Non passava giorno senza che qualche turista venisse a fotografare le due rocce; Pitréddu si divertiva un mondo con i turisti: gli facevano tante domande e lo fotografavano come una bestia rara.
Le pecore stesse non avevano più paura di essi e continuavano a pascolare tranquillamente col muso nell’erba e gli occhi così vicini a terra da sembrare un miracolo che non fossero tutte miopi.
Avevano paura, oltre che della roccia della volpe, anche della “roccia dell’aquila”, che era quasi al limite della radura e poteva essere scambiata per un enorme uccello con le ali distese nel vento.
Al centro del pianoro c’erano poi una ventina di piccole rocce quasi bianche, dove il terreno era nudo perché le pecore vi si fermavano volentieri.
C’erano anche tante altre pietre più piccole che rassomigliavano alle cose più svariate.
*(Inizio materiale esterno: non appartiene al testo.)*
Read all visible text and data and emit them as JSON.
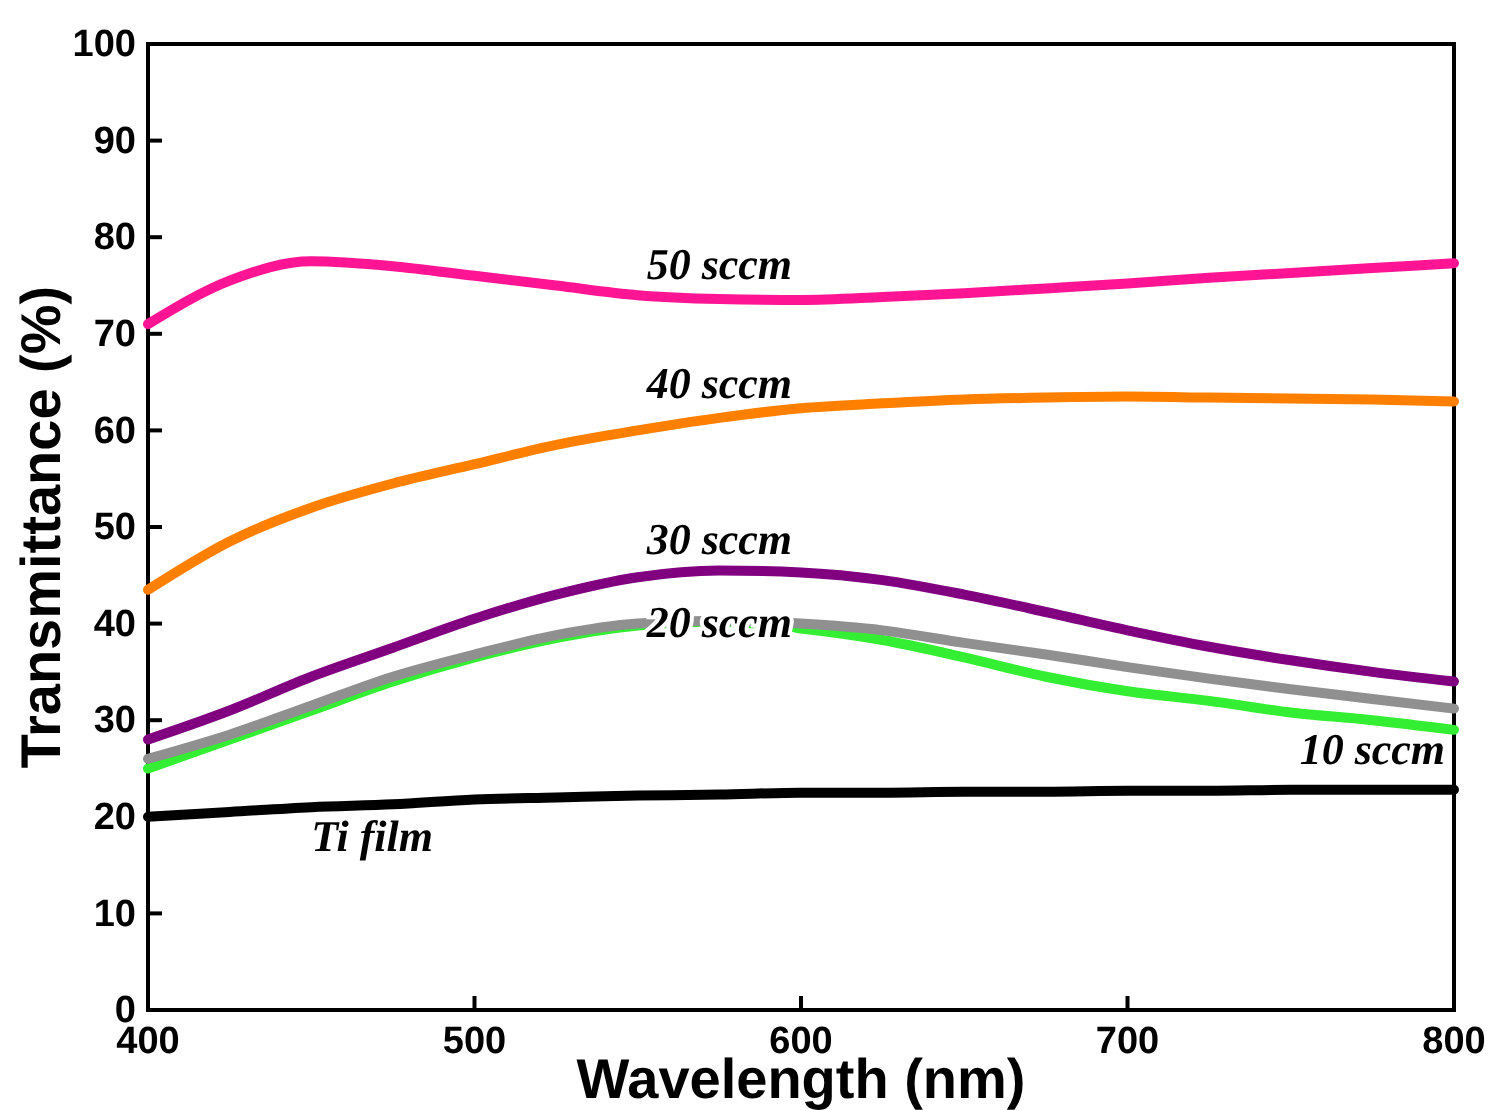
{
  "chart_data": {
    "type": "line",
    "xlabel": "Wavelength (nm)",
    "ylabel": "Transmittance (%)",
    "xlim": [
      400,
      800
    ],
    "ylim": [
      0,
      100
    ],
    "xticks": [
      400,
      500,
      600,
      700,
      800
    ],
    "yticks": [
      0,
      10,
      20,
      30,
      40,
      50,
      60,
      70,
      80,
      90,
      100
    ],
    "marker": "none",
    "line_style": "solid",
    "x": [
      400,
      425,
      450,
      475,
      500,
      525,
      550,
      575,
      600,
      625,
      650,
      675,
      700,
      725,
      750,
      775,
      800
    ],
    "series": [
      {
        "name": "Ti film",
        "color": "#000000",
        "values": [
          20,
          20.5,
          21,
          21.3,
          21.8,
          22,
          22.2,
          22.3,
          22.5,
          22.5,
          22.6,
          22.6,
          22.7,
          22.7,
          22.8,
          22.8,
          22.8
        ]
      },
      {
        "name": "10 sccm",
        "color": "#33ee33",
        "values": [
          25,
          28,
          31,
          34,
          36.5,
          38.5,
          39.8,
          40.2,
          39.5,
          38.3,
          36.5,
          34.5,
          33,
          32,
          30.8,
          30,
          29
        ]
      },
      {
        "name": "20 sccm",
        "color": "#909090",
        "values": [
          26,
          28.5,
          31.5,
          34.5,
          36.8,
          38.8,
          40,
          40.3,
          40,
          39.3,
          38,
          36.8,
          35.5,
          34.3,
          33.2,
          32.2,
          31.2
        ]
      },
      {
        "name": "30 sccm",
        "color": "#800080",
        "values": [
          28,
          31,
          34.5,
          37.5,
          40.5,
          43,
          44.8,
          45.5,
          45.3,
          44.5,
          43,
          41.2,
          39.3,
          37.6,
          36.2,
          35,
          34
        ]
      },
      {
        "name": "40 sccm",
        "color": "#ff8000",
        "values": [
          43.5,
          48.5,
          52,
          54.5,
          56.5,
          58.5,
          60,
          61.3,
          62.3,
          62.8,
          63.2,
          63.4,
          63.5,
          63.4,
          63.3,
          63.2,
          63
        ]
      },
      {
        "name": "50 sccm",
        "color": "#ff1493",
        "values": [
          71,
          75.5,
          77.5,
          77,
          76,
          75,
          74,
          73.6,
          73.5,
          73.8,
          74.2,
          74.7,
          75.2,
          75.8,
          76.3,
          76.8,
          77.3
        ]
      }
    ]
  }
}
E fra di esse c’erano alberi i quali, quando tirava vento, facevano un fruscìo che quasi dava vita alle pietre. Sembrava anche che esse si muovessero, specialmente quando la luce del giorno non era più chiara.
Un inverno cadde tanta neve; le rocce, divenute quasi nere per il contrasto, riuscirono a ottenere il massimo della loro rassomiglianza con figure viventi. Fu lo stesso inverno in cui Pitréddu fu costretto a portare il suo gregge verso il mare. Lo faceva soltanto in inverni molto rigidi, perché generalmente nella Valle della Luna si stava bene anche in pieno dicembre.
Le pecore però dimagrirono perché non erano abituate alla salinità del pascolo basso e avevano paura dei gabbiani che, a centinaia, andavano a posarsi su di esse per beccare fra la lana.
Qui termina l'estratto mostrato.